IN DEFENSE OF RUMMY

Here’s a viewpoint with which I wholeheartedly agree. It’s a defense of Donald Rumsfeld’s use of the English language. He was given an award for mangling the language by the Plain English Campaign. But there are very, very few politicians who speak as plainly and simply and strongly as Rumsfeld. His directness about the awful nature of war was a high-point in recent government speech. You may not like what he has to say, but it’s rare that you don’t understand what he’s saying.
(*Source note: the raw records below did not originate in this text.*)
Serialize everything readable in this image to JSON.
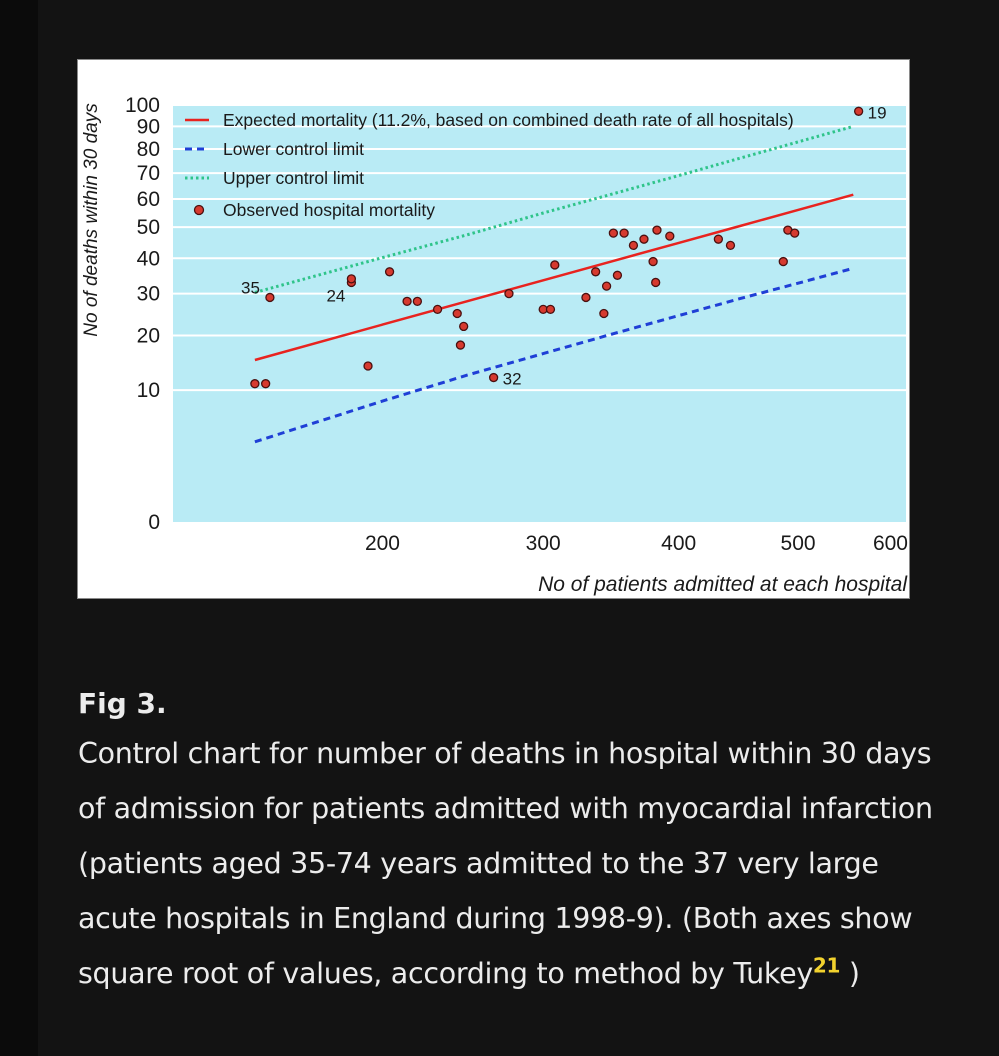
{
  "figure": {
    "label": "Fig 3.",
    "caption_text": "Control chart for number of deaths in hospital within 30 days of admission for patients admitted with myocardial infarction (patients aged 35-74 years admitted to the 37 very large acute hospitals in England during 1998-9). (Both axes show square root of values, according to method by Tukey",
    "caption_ref": "21",
    "caption_close": " )"
  },
  "chart_data": {
    "type": "scatter",
    "xlabel": "No of patients admitted at each hospital",
    "ylabel": "No of deaths within 30 days",
    "x_scale": "sqrt",
    "y_scale": "sqrt",
    "xlim": [
      100,
      600
    ],
    "ylim": [
      0,
      100
    ],
    "x_ticks": [
      200,
      300,
      400,
      500,
      600
    ],
    "y_ticks": [
      0,
      10,
      20,
      30,
      40,
      50,
      60,
      70,
      80,
      90,
      100
    ],
    "grid": true,
    "legend_position": "top-left",
    "colors": {
      "plot_background": "#b9ebf5",
      "expected": "#e8231f",
      "lower": "#1f3fd6",
      "upper": "#2fc48a",
      "observed_fill": "#d63a2f",
      "observed_edge": "#4a1010"
    },
    "legend": [
      {
        "key": "expected",
        "label": "Expected mortality (11.2%, based on combined death rate of all hospitals)",
        "style": "solid-line"
      },
      {
        "key": "lower",
        "label": "Lower control limit",
        "style": "dashed-line"
      },
      {
        "key": "upper",
        "label": "Upper control limit",
        "style": "dotted-line"
      },
      {
        "key": "observed",
        "label": "Observed hospital mortality",
        "style": "marker"
      }
    ],
    "series": [
      {
        "name": "Expected mortality (11.2%, based on combined death rate of all hospitals)",
        "key": "expected",
        "x": [
          135,
          200,
          250,
          300,
          350,
          400,
          450,
          500,
          550
        ],
        "y": [
          15.1,
          22.4,
          28,
          33.6,
          39.2,
          44.8,
          50.4,
          56,
          61.6
        ]
      },
      {
        "name": "Lower control limit",
        "key": "lower",
        "x": [
          135,
          200,
          250,
          300,
          350,
          400,
          450,
          500,
          550
        ],
        "y": [
          3.7,
          8.4,
          12.4,
          16.3,
          20.4,
          24.5,
          28.7,
          32.8,
          37
        ]
      },
      {
        "name": "Upper control limit",
        "key": "upper",
        "x": [
          135,
          200,
          250,
          300,
          350,
          400,
          450,
          500,
          550
        ],
        "y": [
          30.3,
          40.2,
          47.4,
          54.9,
          62,
          69,
          76.1,
          83.1,
          90
        ]
      }
    ],
    "points": [
      {
        "x": 135,
        "y": 11,
        "label": ""
      },
      {
        "x": 140,
        "y": 11,
        "label": ""
      },
      {
        "x": 142,
        "y": 29,
        "label": "35"
      },
      {
        "x": 183,
        "y": 33,
        "label": "24"
      },
      {
        "x": 183,
        "y": 34,
        "label": ""
      },
      {
        "x": 192,
        "y": 14,
        "label": ""
      },
      {
        "x": 204,
        "y": 36,
        "label": ""
      },
      {
        "x": 214,
        "y": 28,
        "label": ""
      },
      {
        "x": 220,
        "y": 28,
        "label": ""
      },
      {
        "x": 232,
        "y": 26,
        "label": ""
      },
      {
        "x": 244,
        "y": 25,
        "label": ""
      },
      {
        "x": 246,
        "y": 18,
        "label": ""
      },
      {
        "x": 248,
        "y": 22,
        "label": ""
      },
      {
        "x": 267,
        "y": 12,
        "label": "32"
      },
      {
        "x": 277,
        "y": 30,
        "label": ""
      },
      {
        "x": 300,
        "y": 26,
        "label": ""
      },
      {
        "x": 305,
        "y": 26,
        "label": ""
      },
      {
        "x": 308,
        "y": 38,
        "label": ""
      },
      {
        "x": 330,
        "y": 29,
        "label": ""
      },
      {
        "x": 337,
        "y": 36,
        "label": ""
      },
      {
        "x": 343,
        "y": 25,
        "label": ""
      },
      {
        "x": 345,
        "y": 32,
        "label": ""
      },
      {
        "x": 350,
        "y": 48,
        "label": ""
      },
      {
        "x": 353,
        "y": 35,
        "label": ""
      },
      {
        "x": 358,
        "y": 48,
        "label": ""
      },
      {
        "x": 365,
        "y": 44,
        "label": ""
      },
      {
        "x": 373,
        "y": 46,
        "label": ""
      },
      {
        "x": 380,
        "y": 39,
        "label": ""
      },
      {
        "x": 382,
        "y": 33,
        "label": ""
      },
      {
        "x": 383,
        "y": 49,
        "label": ""
      },
      {
        "x": 393,
        "y": 47,
        "label": ""
      },
      {
        "x": 432,
        "y": 46,
        "label": ""
      },
      {
        "x": 442,
        "y": 44,
        "label": ""
      },
      {
        "x": 487,
        "y": 39,
        "label": ""
      },
      {
        "x": 491,
        "y": 49,
        "label": ""
      },
      {
        "x": 497,
        "y": 48,
        "label": ""
      },
      {
        "x": 555,
        "y": 97,
        "label": "19"
      }
    ]
  }
}
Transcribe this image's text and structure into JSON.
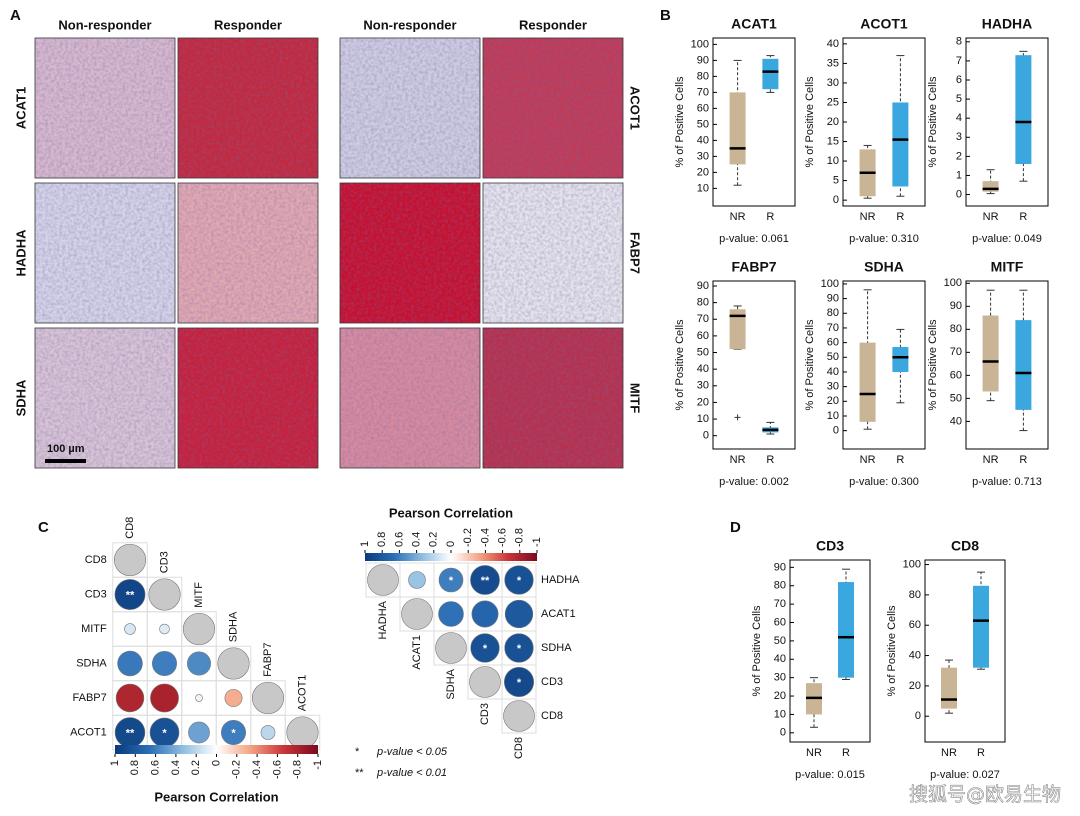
{
  "panel_labels": [
    "A",
    "B",
    "C",
    "D"
  ],
  "histology": {
    "columns": [
      "Non-responder",
      "Responder",
      "Non-responder",
      "Responder"
    ],
    "rows_left": [
      "ACAT1",
      "HADHA",
      "SDHA"
    ],
    "rows_right": [
      "ACOT1",
      "FABP7",
      "MITF"
    ],
    "scale_bar": "100 µm"
  },
  "chart_data": [
    {
      "type": "box",
      "title": "ACAT1",
      "y_label": "% of Positive Cells",
      "categories": [
        "NR",
        "R"
      ],
      "colors": [
        "#c9b596",
        "#3aa7de"
      ],
      "boxes": [
        [
          12,
          25,
          35,
          70,
          90
        ],
        [
          70,
          72,
          83,
          91,
          93
        ]
      ],
      "ylim": [
        -1,
        104
      ],
      "yticks": [
        10,
        20,
        30,
        40,
        50,
        60,
        70,
        80,
        90,
        100
      ],
      "caption": "p-value: 0.061"
    },
    {
      "type": "box",
      "title": "ACOT1",
      "y_label": "% of Positive Cells",
      "categories": [
        "NR",
        "R"
      ],
      "colors": [
        "#c9b596",
        "#3aa7de"
      ],
      "boxes": [
        [
          0.5,
          1,
          7,
          13,
          14
        ],
        [
          1,
          3.5,
          15.5,
          25,
          37
        ]
      ],
      "ylim": [
        -1.5,
        41.5
      ],
      "yticks": [
        0,
        5,
        10,
        15,
        20,
        25,
        30,
        35,
        40
      ],
      "caption": "p-value: 0.310"
    },
    {
      "type": "box",
      "title": "HADHA",
      "y_label": "% of Positive Cells",
      "categories": [
        "NR",
        "R"
      ],
      "colors": [
        "#c9b596",
        "#3aa7de"
      ],
      "boxes": [
        [
          0.05,
          0.15,
          0.3,
          0.7,
          1.3
        ],
        [
          0.7,
          1.6,
          3.8,
          7.3,
          7.5
        ]
      ],
      "ylim": [
        -0.6,
        8.2
      ],
      "yticks": [
        0,
        1,
        2,
        3,
        4,
        5,
        6,
        7,
        8
      ],
      "caption": "p-value: 0.049"
    },
    {
      "type": "box",
      "title": "FABP7",
      "y_label": "% of Positive Cells",
      "categories": [
        "NR",
        "R"
      ],
      "colors": [
        "#c9b596",
        "#3aa7de"
      ],
      "boxes": [
        [
          52,
          52,
          72,
          76,
          78
        ],
        [
          1,
          2,
          3.5,
          5,
          8
        ]
      ],
      "outliers": [
        [
          11
        ],
        []
      ],
      "ylim": [
        -8,
        93
      ],
      "yticks": [
        0,
        10,
        20,
        30,
        40,
        50,
        60,
        70,
        80,
        90
      ],
      "caption": "p-value: 0.002"
    },
    {
      "type": "box",
      "title": "SDHA",
      "y_label": "% of Positive Cells",
      "categories": [
        "NR",
        "R"
      ],
      "colors": [
        "#c9b596",
        "#3aa7de"
      ],
      "boxes": [
        [
          1,
          6,
          25,
          60,
          96
        ],
        [
          19,
          40,
          50,
          57,
          69
        ]
      ],
      "ylim": [
        -12.5,
        102
      ],
      "yticks": [
        0,
        10,
        20,
        30,
        40,
        50,
        60,
        70,
        80,
        90,
        100
      ],
      "caption": "p-value: 0.300"
    },
    {
      "type": "box",
      "title": "MITF",
      "y_label": "% of Positive Cells",
      "categories": [
        "NR",
        "R"
      ],
      "colors": [
        "#c9b596",
        "#3aa7de"
      ],
      "boxes": [
        [
          49,
          53,
          66,
          86,
          97
        ],
        [
          36,
          45,
          61,
          84,
          97
        ]
      ],
      "ylim": [
        28,
        101
      ],
      "yticks": [
        40,
        50,
        60,
        70,
        80,
        90,
        100
      ],
      "caption": "p-value: 0.713"
    },
    {
      "type": "box",
      "title": "CD3",
      "y_label": "% of Positive Cells",
      "categories": [
        "NR",
        "R"
      ],
      "colors": [
        "#c9b596",
        "#3aa7de"
      ],
      "boxes": [
        [
          3,
          10,
          19,
          27,
          30
        ],
        [
          29,
          30,
          52,
          82,
          89
        ]
      ],
      "ylim": [
        -5,
        94
      ],
      "yticks": [
        0,
        10,
        20,
        30,
        40,
        50,
        60,
        70,
        80,
        90
      ],
      "caption": "p-value: 0.015"
    },
    {
      "type": "box",
      "title": "CD8",
      "y_label": "% of Positive Cells",
      "categories": [
        "NR",
        "R"
      ],
      "colors": [
        "#c9b596",
        "#3aa7de"
      ],
      "boxes": [
        [
          2,
          5,
          11,
          32,
          37
        ],
        [
          31,
          32,
          63,
          86,
          95
        ]
      ],
      "ylim": [
        -17,
        103
      ],
      "yticks": [
        0,
        20,
        40,
        60,
        80,
        100
      ],
      "caption": "p-value: 0.027"
    },
    {
      "type": "correlation",
      "layout": "lower",
      "labels": [
        "CD8",
        "CD3",
        "MITF",
        "SDHA",
        "FABP7",
        "ACOT1"
      ],
      "values": [
        [
          1,
          null,
          null,
          null,
          null,
          null
        ],
        [
          0.92,
          1,
          null,
          null,
          null,
          null
        ],
        [
          0.12,
          0.1,
          1,
          null,
          null,
          null
        ],
        [
          0.62,
          0.6,
          0.55,
          1,
          null,
          null
        ],
        [
          -0.78,
          -0.8,
          0.05,
          -0.3,
          1,
          null
        ],
        [
          0.9,
          0.85,
          0.45,
          0.6,
          0.2,
          1
        ]
      ],
      "stars": [
        [
          null,
          null,
          null,
          null,
          null,
          null
        ],
        [
          "**",
          null,
          null,
          null,
          null,
          null
        ],
        [
          null,
          null,
          null,
          null,
          null,
          null
        ],
        [
          null,
          null,
          null,
          null,
          null,
          null
        ],
        [
          null,
          null,
          null,
          null,
          null,
          null
        ],
        [
          "**",
          "*",
          null,
          "*",
          null,
          null
        ]
      ],
      "diagonal_color": "#c8c8c8",
      "clim": [
        1,
        -1
      ],
      "colors": [
        "#0b3a7a",
        "#2a6db5",
        "#8fbde0",
        "#ffffff",
        "#f3a483",
        "#c8343a",
        "#7a0a1e"
      ],
      "colorbar_ticks": [
        1,
        0.8,
        0.6,
        0.4,
        0.2,
        0,
        -0.2,
        -0.4,
        -0.6,
        -0.8,
        -1
      ],
      "colorbar_title": "Pearson Correlation"
    },
    {
      "type": "correlation",
      "layout": "upper",
      "labels": [
        "HADHA",
        "ACAT1",
        "SDHA",
        "CD3",
        "CD8"
      ],
      "values": [
        [
          1,
          0.3,
          0.6,
          0.88,
          0.85
        ],
        [
          null,
          1,
          0.65,
          0.72,
          0.8
        ],
        [
          null,
          null,
          1,
          0.85,
          0.85
        ],
        [
          null,
          null,
          null,
          1,
          0.9
        ],
        [
          null,
          null,
          null,
          null,
          1
        ]
      ],
      "stars": [
        [
          null,
          null,
          "*",
          "**",
          "*"
        ],
        [
          null,
          null,
          null,
          null,
          null
        ],
        [
          null,
          null,
          null,
          "*",
          "*"
        ],
        [
          null,
          null,
          null,
          null,
          "*"
        ],
        [
          null,
          null,
          null,
          null,
          null
        ]
      ],
      "diagonal_color": "#c8c8c8",
      "clim": [
        1,
        -1
      ],
      "colors": [
        "#0b3a7a",
        "#2a6db5",
        "#8fbde0",
        "#ffffff",
        "#f3a483",
        "#c8343a",
        "#7a0a1e"
      ],
      "colorbar_ticks": [
        1,
        0.8,
        0.6,
        0.4,
        0.2,
        0,
        -0.2,
        -0.4,
        -0.6,
        -0.8,
        -1
      ],
      "colorbar_title": "Pearson Correlation"
    }
  ],
  "significance_notes": [
    {
      "symbol": "*",
      "text": "p-value < 0.05"
    },
    {
      "symbol": "**",
      "text": "p-value < 0.01"
    }
  ],
  "watermark": "搜狐号@欧易生物"
}
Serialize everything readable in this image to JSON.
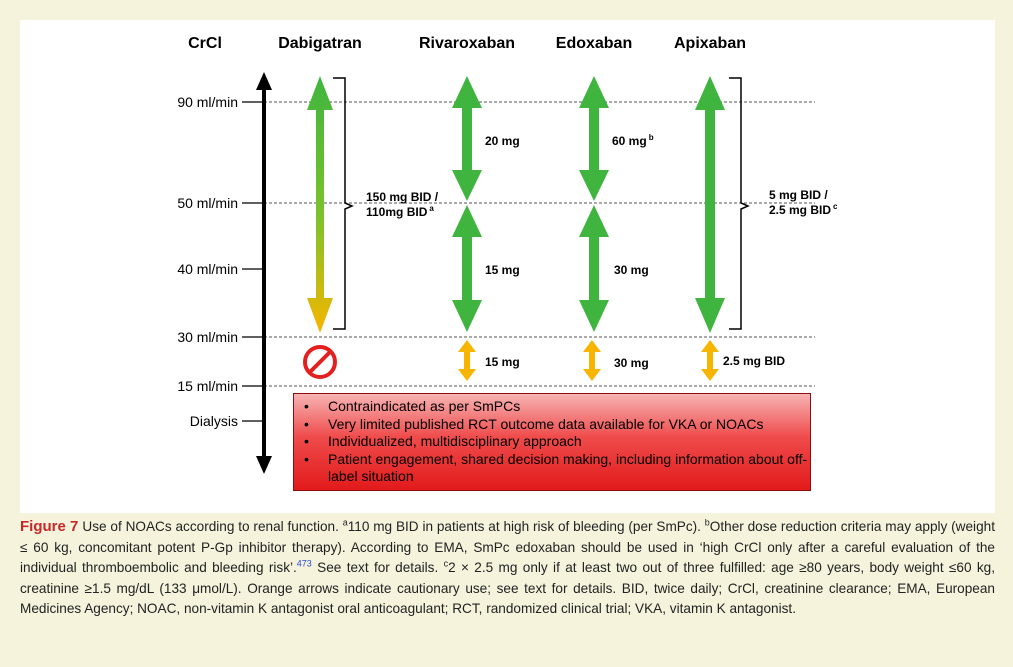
{
  "header": {
    "crcl": "CrCl",
    "drugs": [
      "Dabigatran",
      "Rivaroxaban",
      "Edoxaban",
      "Apixaban"
    ]
  },
  "levels": [
    "90 ml/min",
    "50 ml/min",
    "40 ml/min",
    "30 ml/min",
    "15 ml/min",
    "Dialysis"
  ],
  "doses": {
    "dabigatran_main": "150 mg BID /",
    "dabigatran_main2": "110mg BID",
    "dabigatran_sup": "a",
    "rivaroxaban_high": "20 mg",
    "rivaroxaban_low": "15 mg",
    "rivaroxaban_caution": "15 mg",
    "edoxaban_high": "60 mg",
    "edoxaban_sup": "b",
    "edoxaban_low": "30 mg",
    "edoxaban_caution": "30 mg",
    "apixaban_main": "5 mg BID /",
    "apixaban_main2": "2.5 mg BID",
    "apixaban_sup": "c",
    "apixaban_caution": "2.5 mg BID"
  },
  "redbox_items": [
    "Contraindicated as per SmPCs",
    "Very limited published RCT outcome data available for VKA or NOACs",
    "Individualized, multidisciplinary approach",
    "Patient engagement, shared decision making, including information about off-label situation"
  ],
  "colors": {
    "green": "#3fb53f",
    "orange": "#f7b500",
    "red": "#e3201f",
    "figure_label": "#c62828"
  },
  "icons": [
    "prohibition-icon",
    "double-arrow-icon"
  ],
  "caption": {
    "figure_label": "Figure 7",
    "p1": "Use of NOACs according to renal function. ",
    "sup_a": "a",
    "p2": "110 mg BID in patients at high risk of bleeding (per SmPc). ",
    "sup_b": "b",
    "p3": "Other dose reduction criteria may apply (weight ≤ 60 kg, concomitant potent P-Gp inhibitor therapy). According to EMA, SmPc edoxaban should be used in ‘high CrCl only after a careful evaluation of the individual thromboembolic and bleeding risk’.",
    "ref": "473",
    "p4": " See text for details. ",
    "sup_c": "c",
    "p5": "2 × 2.5 mg only if at least two out of three fulfilled: age ≥80 years, body weight ≤60 kg, creatinine ≥1.5 mg/dL (133 μmol/L). Orange arrows indicate cautionary use; see text for details. BID, twice daily; CrCl, creatinine clearance; EMA, European Medicines Agency; NOAC, non-vitamin K antagonist oral anticoagulant; RCT, randomized clinical trial; VKA, vitamin K antagonist."
  }
}
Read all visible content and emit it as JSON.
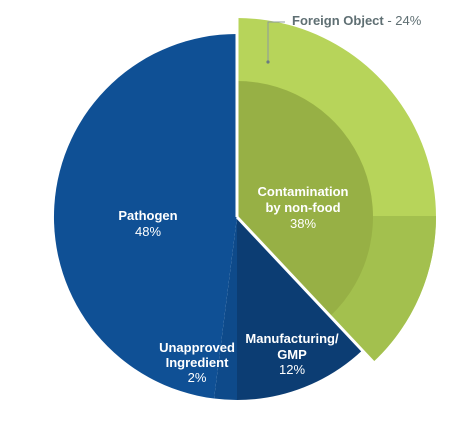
{
  "chart_data": {
    "type": "pie",
    "title": "",
    "slices": [
      {
        "label": "Pathogen",
        "value": 48,
        "value_label": "48%",
        "color": "#0f5095"
      },
      {
        "label": "Unapproved Ingredient",
        "label_lines": [
          "Unapproved",
          "Ingredient"
        ],
        "value": 2,
        "value_label": "2%",
        "color": "#0e4a8a"
      },
      {
        "label": "Manufacturing/ GMP",
        "label_lines": [
          "Manufacturing/",
          "GMP"
        ],
        "value": 12,
        "value_label": "12%",
        "color": "#0c3d73"
      }
    ],
    "outer_slice": {
      "label": "Contamination by non-food",
      "label_lines": [
        "Contamination",
        "by non-food"
      ],
      "value": 38,
      "value_label": "38%",
      "color": "#b7d45a",
      "shade_color": "#a3c04e"
    },
    "inner_sub_slice": {
      "label": "Foreign Object",
      "value": 24,
      "callout_text": "Foreign Object",
      "callout_value": " - 24%",
      "color": "#97b045"
    }
  }
}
DERBYSHIRE WATCH: Defenders of John Derbyshire at National Review argue that he simply holds arguments against homosexual relationships or sex and is not “anti-gay” or prejudiced. This despite the fact that he has in the past simply avowed that he doesn’t “like” homosexuality. Look, it’s a free country. Derbyshire should be free to like or dislike whatever he wants. But these are not arguments. They’re, well, prejudices. Then he writes something like this: “The goatee is an abomination, and engenders a cloud of suspicion about the wearer’s sexual orientation.” I’m not defending the goatee. And I understand he’s trying to make a jocular comment. But, even in the context of jest, this is a simple, bald declaration that someone’s orientation alone – their involuntary identity, not anything they might or might not do – is “suspicious.” Again, imagine if someone had written that he despised beards because they “engender a cloud of suspicion about the wearer’s possible Jewishness.” Would anyone pass this off as simply humor? Would any serious person publish it? Is National Review endorsing this? And they wonder why “social conservatives have been losing the political debate over gay marriage.”

CLEARING THINGS UP: I was disturbed by the idea that Dan Bartlett had seemingly invented out of thin, atmospheric air the notion that Air Force One had had some contact with a BA airplane en route to Afghanistan. It seemed to confirm for a while the notion that this White House is as stupidly and trivially as duplicitous as the last one. So it’s a relief to hear that’s not the case. When Dana Milbank concedes the issue, I think it’s basically over.